The systematic review by Duzel et al. [6] found mild to moderate exercise program can prevent hippocampal atrophy and there is no much difference in volume in moderate to intensive exercise with less duration i.e 3 months. It is also related with increase in cardiovascular fitness and memory score. Physical activity combined with cognitive stimulation shows changes in shrinkage of hippocampus and increase in synapsis which can correlate with treatment in alzimers. There is individual variability with side effects intermediate outcome markers in some individuals with risk factors like cardiovascular and metabolic problems can go for vascular incidence so the adverse effects can be identified and kept as criteria for terminating and adapting intensity of exercises. In a RCT ScheeweT et al. [7] observed that overall improvement in cardio vascular fitness increases total cerebral volume in scrizopenia patients in compare to healthy group. Cortical thickening in the hemisphere shows that moderate exercise program improves fitness as well as increase the production of neuro trophic growth factors which give importance in neuro genesis, so there by concludes that exercise plays role in neural plasticity which decreases brain abnormalities in conditions like schizophrenia.
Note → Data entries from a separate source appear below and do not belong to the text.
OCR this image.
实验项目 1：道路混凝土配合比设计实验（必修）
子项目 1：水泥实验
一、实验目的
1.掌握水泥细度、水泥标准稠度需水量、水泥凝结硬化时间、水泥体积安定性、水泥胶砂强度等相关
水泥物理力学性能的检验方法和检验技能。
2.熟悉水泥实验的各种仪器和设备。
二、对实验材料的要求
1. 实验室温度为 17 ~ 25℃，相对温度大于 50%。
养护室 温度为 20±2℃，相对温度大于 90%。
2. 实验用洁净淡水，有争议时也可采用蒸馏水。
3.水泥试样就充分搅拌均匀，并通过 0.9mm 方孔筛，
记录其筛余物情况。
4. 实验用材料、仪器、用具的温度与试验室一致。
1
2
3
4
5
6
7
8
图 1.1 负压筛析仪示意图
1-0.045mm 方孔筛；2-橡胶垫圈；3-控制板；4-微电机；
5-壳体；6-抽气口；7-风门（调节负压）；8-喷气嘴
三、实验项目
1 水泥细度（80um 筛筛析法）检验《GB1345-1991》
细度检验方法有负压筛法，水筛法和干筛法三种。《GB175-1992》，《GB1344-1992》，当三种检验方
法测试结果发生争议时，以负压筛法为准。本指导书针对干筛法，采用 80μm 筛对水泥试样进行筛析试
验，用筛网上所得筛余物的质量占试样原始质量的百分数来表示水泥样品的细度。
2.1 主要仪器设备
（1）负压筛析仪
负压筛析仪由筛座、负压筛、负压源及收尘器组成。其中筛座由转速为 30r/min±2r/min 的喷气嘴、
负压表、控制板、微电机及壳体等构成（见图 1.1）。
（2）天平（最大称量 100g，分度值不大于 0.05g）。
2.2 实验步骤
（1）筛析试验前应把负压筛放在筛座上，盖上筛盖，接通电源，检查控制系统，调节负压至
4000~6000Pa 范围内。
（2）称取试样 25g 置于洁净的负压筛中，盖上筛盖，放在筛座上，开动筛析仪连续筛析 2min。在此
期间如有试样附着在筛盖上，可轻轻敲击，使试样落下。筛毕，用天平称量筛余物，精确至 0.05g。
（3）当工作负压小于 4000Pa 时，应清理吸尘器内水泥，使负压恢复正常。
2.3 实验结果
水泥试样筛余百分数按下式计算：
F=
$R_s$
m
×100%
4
In a research study by Styliadis et al. [8]. mild cognitive impairment patients showed changes in EEG with combined cognitive and physical exercise, which implies that, both physical and cognitive training can change the brain activity. The neuroplastic outcome was interpreted with delta and theta reduction in MCI patients. Pin-Barre et al. [9] Found that in neuro degenerative conditions exercise has positive impact on cognition and increase in production of new neurons and neuro tropic factors in hippocampus. In conditions like Alzheimer’s and Parkinson’s the memory function improved with short and long-term exercises and prevent hippocampal impairment and behavioural deficits [10].

The exercise has an impact on learning and memory and more evident with functions like running activity [11]. The students who participate in aerobic activity or fitness have improved their cognitive capabilities. The hippocampal volumes in older individual between 60 to 72 years old has an association with aerobic capacity and their ability in performing memory tasks [12]. Compared to waking the running activity facilitates the growth hormones and endorphins and neuro genesis in hippocampal area. Prolonged lack of active movement following cortical injury may lead to subsequent loss of function in adjacent, undamaged regions of the brain (Animal study) [13], However, excessively vigorous rehabilitation of motor function too soon after the injury can be counterproductive (Animal study)

Optimal exercise regime

Preliminary data in humans and evidence from animal studies suggest that improving brain function would require 3-6 Months of moderate to high intensity training. In contrast, preservation of function can be best demonstrated with prolonged regimes where mild to moderate levels are more practical.

Conclusion

The result of this review provides evidence that exercise drives compensatory structural adaptation in functionally relevant subsets of neurons to enhance behavioral recovery and cognitive changes after brain insult and measurable functional level of the patient.

Limitations

Evidence for Intensity, type of exercises, and early intervention period for attaining maximal neural plasticity is lack in clinical trials in humans

Clinical Implication

We can optimize recovery by initiating therapy early, avoiding vigorous use or overuse of impaired extremities during the first few days post CNS injury, and practicing specific tasks to elicit beneficial adaptive neural plasticity.